Every time I try to read-up on them I just end up confused. Maybe it’s me, but I bet I just haven’t found the right tutorial or explanation yet.
Here’s an answer I wrote:
It’s probably not so much that you haven’t had the right tutorial, but (and this is just a guess) more likely that you’ve never worked with an application where they were very important. “Object Oriented Programming” as a metaphor for understanding how we design programs is a super simple concept, but unless you’ve worked with programs where it is the fundamental norm, the whys and hows of using it are still hard to see.
In WP, I just use them as containers/namespacing most of the time, which, whatever… they’ll do for that. Carl’s writing argues that there are better ways of doing that and he’s probably right. While there are a lot of objects in WP, it’s still (at least to me) doesn’t seem the fundamental paradigm most folks are using to work with WP.
But outside of WP there are other applications where OOP is much more interesting and important. Like, write a fairly simple Ruby on Rails app, and I think that a lot of OOP becomes a lot clearer… all the sudden having similar objects that you can pass around to other objects makes a lot of sense.
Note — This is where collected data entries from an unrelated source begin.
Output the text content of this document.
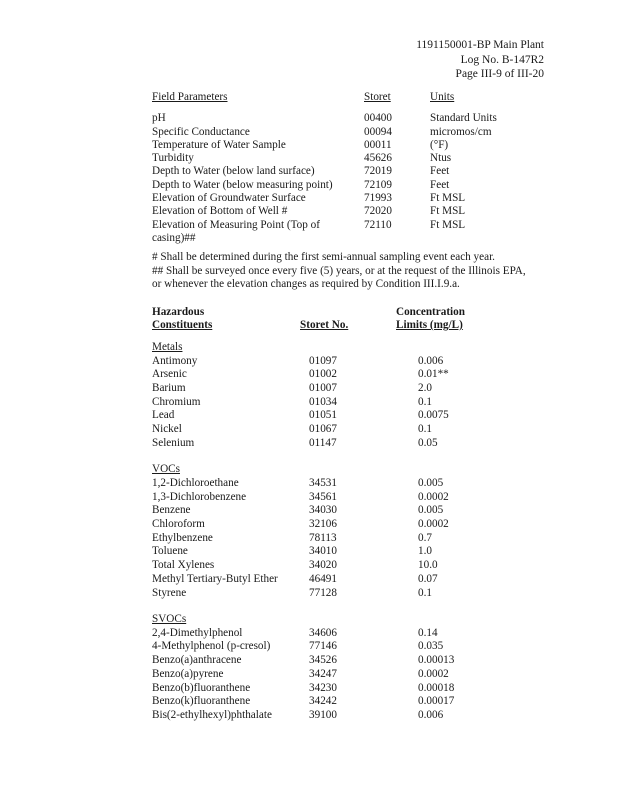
1191150001-BP Main Plant
Log No. B-147R2
Page III-9 of III-20
Field Parameters	Storet	Units
pH	00400	Standard Units
Specific Conductance	00094	micromos/cm
Temperature of Water Sample	00011	(°F)
Turbidity	45626	Ntus
Depth to Water (below land surface)	72019	Feet
Depth to Water (below measuring point)	72109	Feet
Elevation of Groundwater Surface	71993	Ft MSL
Elevation of Bottom of Well #	72020	Ft MSL
Elevation of Measuring Point (Top of	72110	Ft MSL
casing)##

# Shall be determined during the first semi-annual sampling event each year.

## Shall be surveyed once every five (5) years, or at the request of the Illinois EPA, or whenever the elevation changes as required by Condition III.I.9.a.

Hazardous	Concentration
Constituents	Storet No.	Limits (mg/L)
Metals
Antimony	01097	0.006
Arsenic	01002	0.01**
Barium	01007	2.0
Chromium	01034	0.1
Lead	01051	0.0075
Nickel	01067	0.1
Selenium	01147	0.05
VOCs
1,2-Dichloroethane	34531	0.005
1,3-Dichlorobenzene	34561	0.0002
Benzene	34030	0.005
Chloroform	32106	0.0002
Ethylbenzene	78113	0.7
Toluene	34010	1.0
Total Xylenes	34020	10.0
Methyl Tertiary-Butyl Ether	46491	0.07
Styrene	77128	0.1
SVOCs
2,4-Dimethylphenol	34606	0.14
4-Methylphenol (p-cresol)	77146	0.035
Benzo(a)anthracene	34526	0.00013
Benzo(a)pyrene	34247	0.0002
Benzo(b)fluoranthene	34230	0.00018
Benzo(k)fluoranthene	34242	0.00017
Bis(2-ethylhexyl)phthalate	39100	0.006
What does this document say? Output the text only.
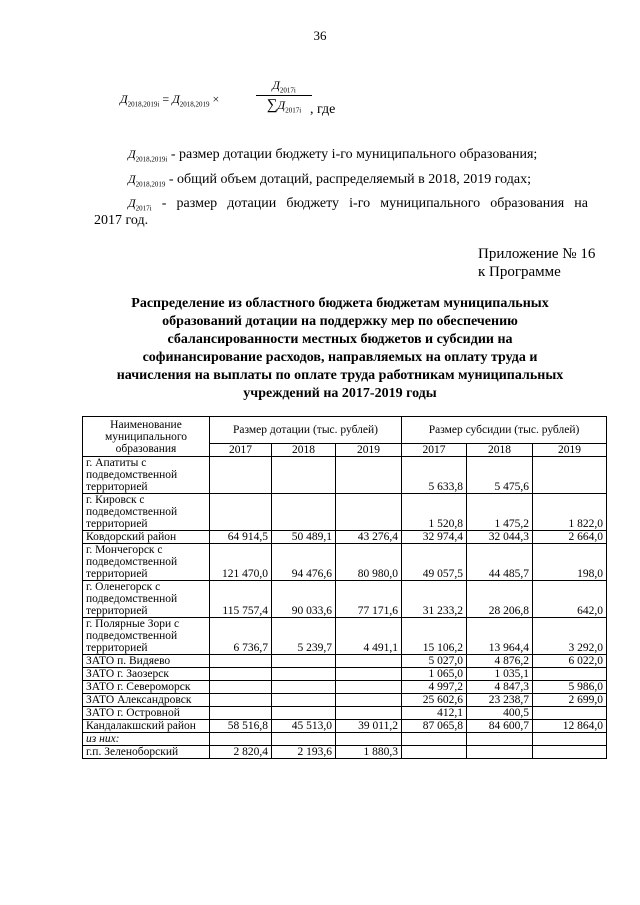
36
$Д_{2018,2019i} = Д_{2018,2019}$ ×
$Д_{2017i}$
$\sum Д_{2017i}$ , где
$Д_{2018,2019i}$ - размер дотации бюджету i-го муниципального образования;
$Д_{2018,2019}$ - общий объем дотаций, распределяемый в 2018, 2019 годах;
$Д_{2017i}$ - размер дотации бюджету i-го муниципального образования на
2017 год.
Приложение № 16
к Программе
Распределение из областного бюджета бюджетам муниципальных
образований дотации на поддержку мер по обеспечению
сбалансированности местных бюджетов и субсидии на
софинансирование расходов, направляемых на оплату труда и
начисления на выплаты по оплате труда работникам муниципальных
учреждений на 2017-2019 годы
Наименование муниципального образования	Размер дотации (тыс. рублей)			Размер субсидии (тыс. рублей)		
	2017	2018	2019	2017	2018	2019
г. Апатиты с подведомственной территорией				5 633,8	5 475,6	
г. Кировск с подведомственной территорией				1 520,8	1 475,2	1 822,0
Ковдорский район	64 914,5	50 489,1	43 276,4	32 974,4	32 044,3	2 664,0
г. Мончегорск с подведомственной территорией	121 470,0	94 476,6	80 980,0	49 057,5	44 485,7	198,0
г. Оленегорск с подведомственной территорией	115 757,4	90 033,6	77 171,6	31 233,2	28 206,8	642,0
г. Полярные Зори с подведомственной территорией	6 736,7	5 239,7	4 491,1	15 106,2	13 964,4	3 292,0
ЗАТО п. Видяево				5 027,0	4 876,2	6 022,0
ЗАТО г. Заозерск				1 065,0	1 035,1	
ЗАТО г. Североморск				4 997,2	4 847,3	5 986,0
ЗАТО Александровск				25 602,6	23 238,7	2 699,0
ЗАТО г. Островной				412,1	400,5	
Кандалакшский район	58 516,8	45 513,0	39 011,2	87 065,8	84 600,7	12 864,0
из них:						
г.п. Зеленоборский	2 820,4	2 193,6	1 880,3			
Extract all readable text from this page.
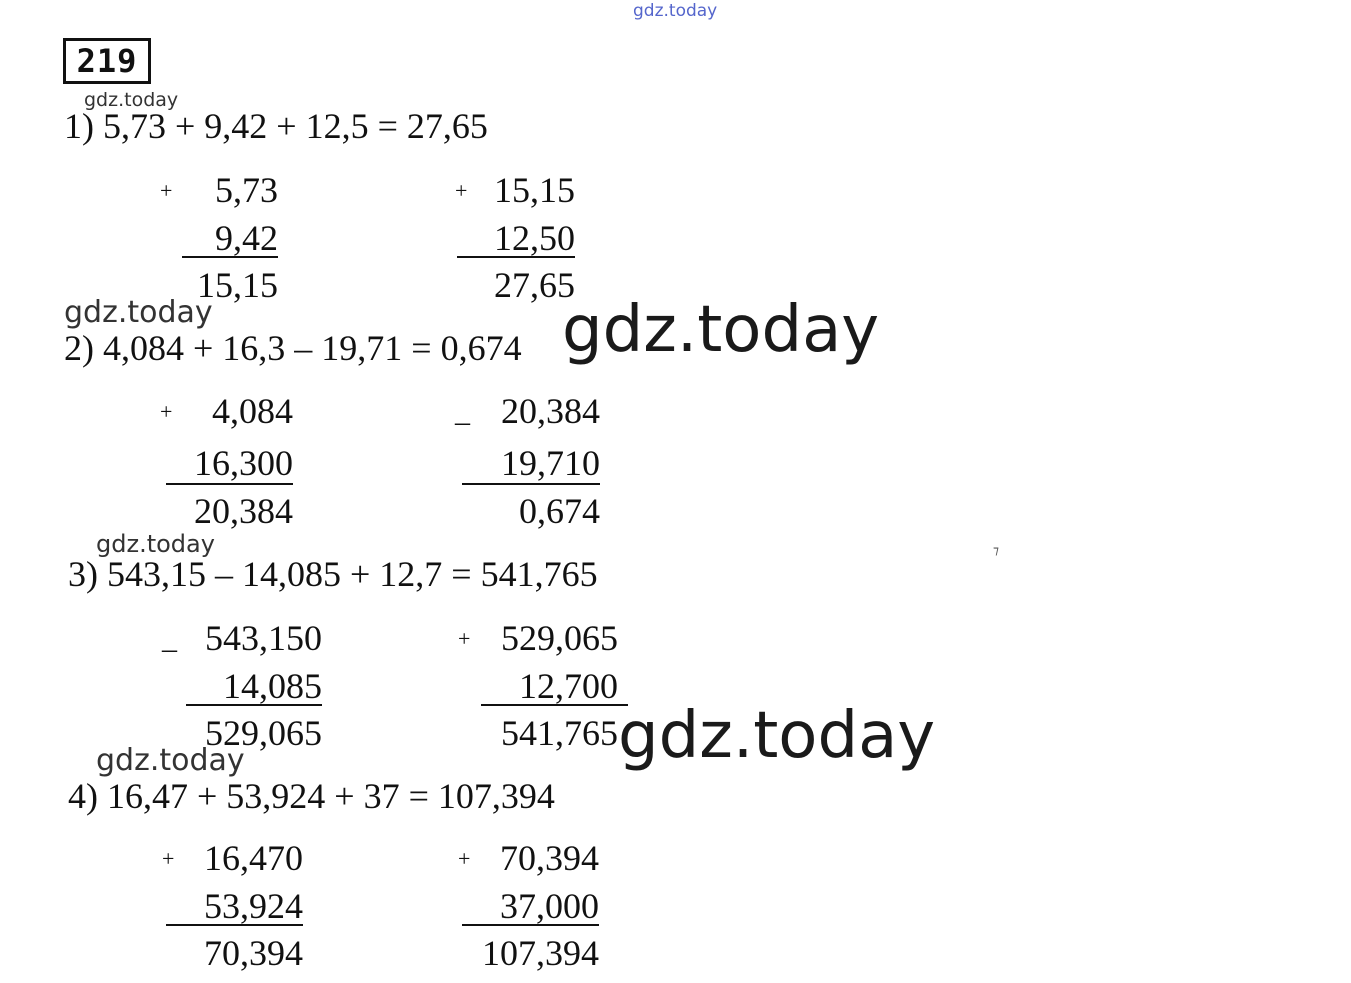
gdz.today
219
gdz.today
1) 5,73 + 9,42 + 12,5 = 27,65
+ 5,73
9,42
15,15
+ 15,15
12,50
27,65
gdz.today
2) 4,084 + 16,3 – 19,71 = 0,674 gdz.today
+ 4,084
16,300
20,384
_ 20,384
19,710
0,674
gdz.today	⁊
3) 543,15 – 14,085 + 12,7 = 541,765
_ 543,150
14,085
529,065
+ 529,065
12,700
541,765 gdz.today
gdz.today
4) 16,47 + 53,924 + 37 = 107,394
+ 16,470
53,924
70,394
+ 70,394
37,000
107,394
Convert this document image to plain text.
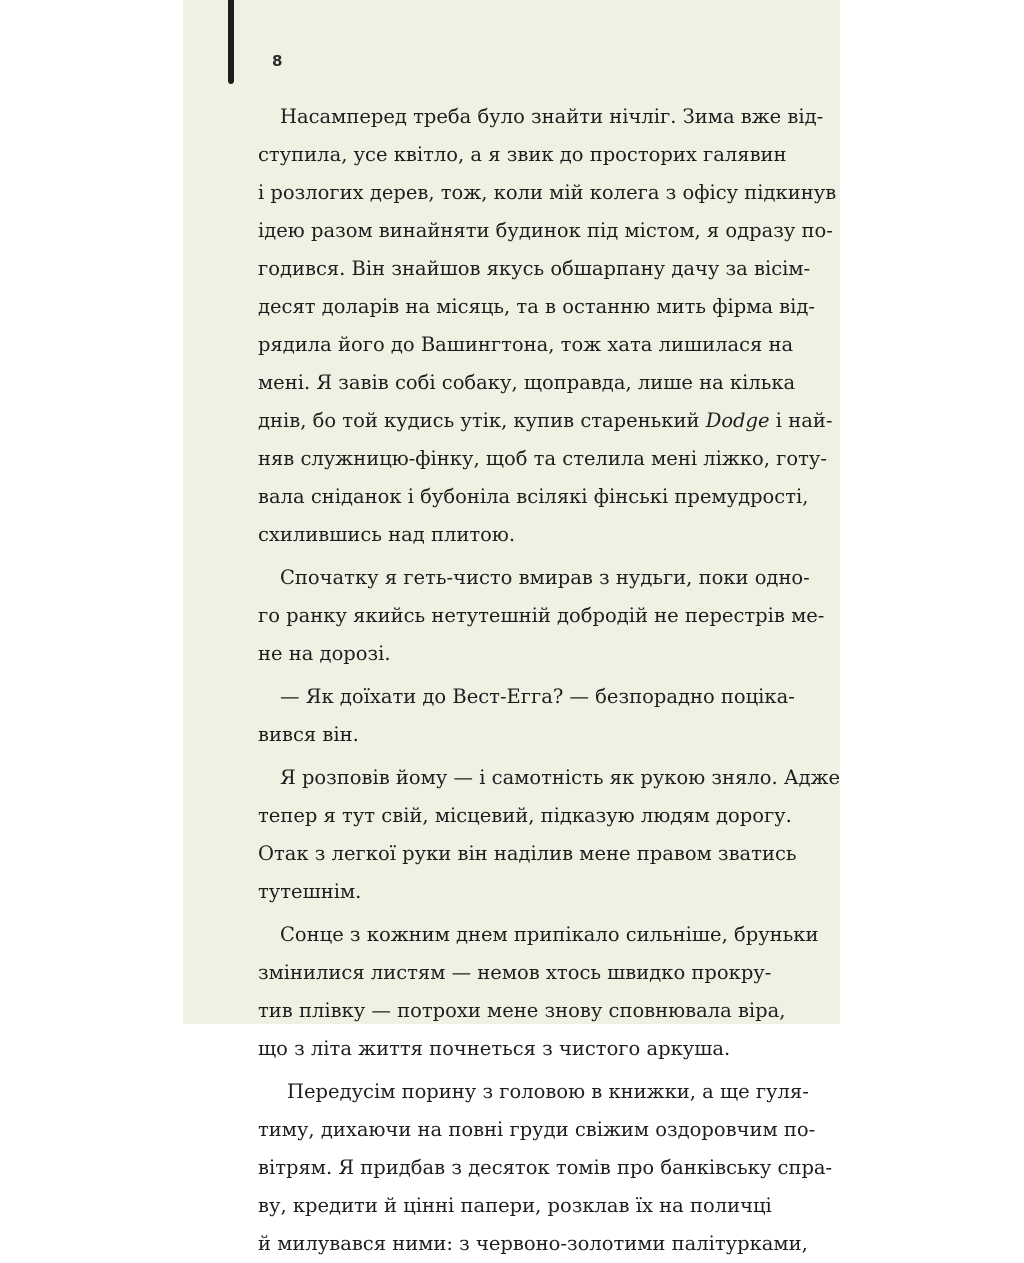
8
Насамперед треба було знайти нічліг. Зима вже від-
ступила, усе квітло, а я звик до просторих галявин
і розлогих дерев, тож, коли мій колега з офісу підкинув
ідею разом винайняти будинок під містом, я одразу по-
годився. Він знайшов якусь обшарпану дачу за вісім-
десят доларів на місяць, та в останню мить фірма від-
рядила його до Вашингтона, тож хата лишилася на
мені. Я завів собі собаку, щоправда, лише на кілька
днів, бо той кудись утік, купив старенький Dodge і най-
няв служницю-фінку, щоб та стелила мені ліжко, готу-
вала сніданок і бубоніла всілякі фінські премудрості,
схилившись над плитою.
Спочатку я геть-чисто вмирав з нудьги, поки одно-
го ранку якийсь нетутешній добродій не перестрів ме-
не на дорозі.
— Як доїхати до Вест-Егга? — безпорадно поціка-
вився він.
Я розповів йому — і самотність як рукою зняло. Адже
тепер я тут свій, місцевий, підказую людям дорогу.
Отак з легкої руки він наділив мене правом зватись
тутешнім.
Сонце з кожним днем припікало сильніше, бруньки
змінилися листям — немов хтось швидко прокру-
тив плівку — потрохи мене знову сповнювала віра,
що з літа життя почнеться з чистого аркуша.
Передусім порину з головою в книжки, а ще гуля-
тиму, дихаючи на повні груди свіжим оздоровчим по-
вітрям. Я придбав з десяток томів про банківську спра-
ву, кредити й цінні папери, розклав їх на поличці
й милувався ними: з червоно-золотими палітурками,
It sounds goofy and pointless (almost as annoying as a recommendation to start learning the CLI) but building stuff in other systems like Rails or Swing or Django taught me a whole dang lot and made me a lot better at building stuff in general, and that’s all had good applications for WP.
So here is my recommendation: if you want to learn PHP classes, build some stuff in a system that favors OOP. I like rails (learning Ruby isn’t super hard if you already know PHP and JS), but IIRC Symfony and Laravel are both more in that line and they are in PHP.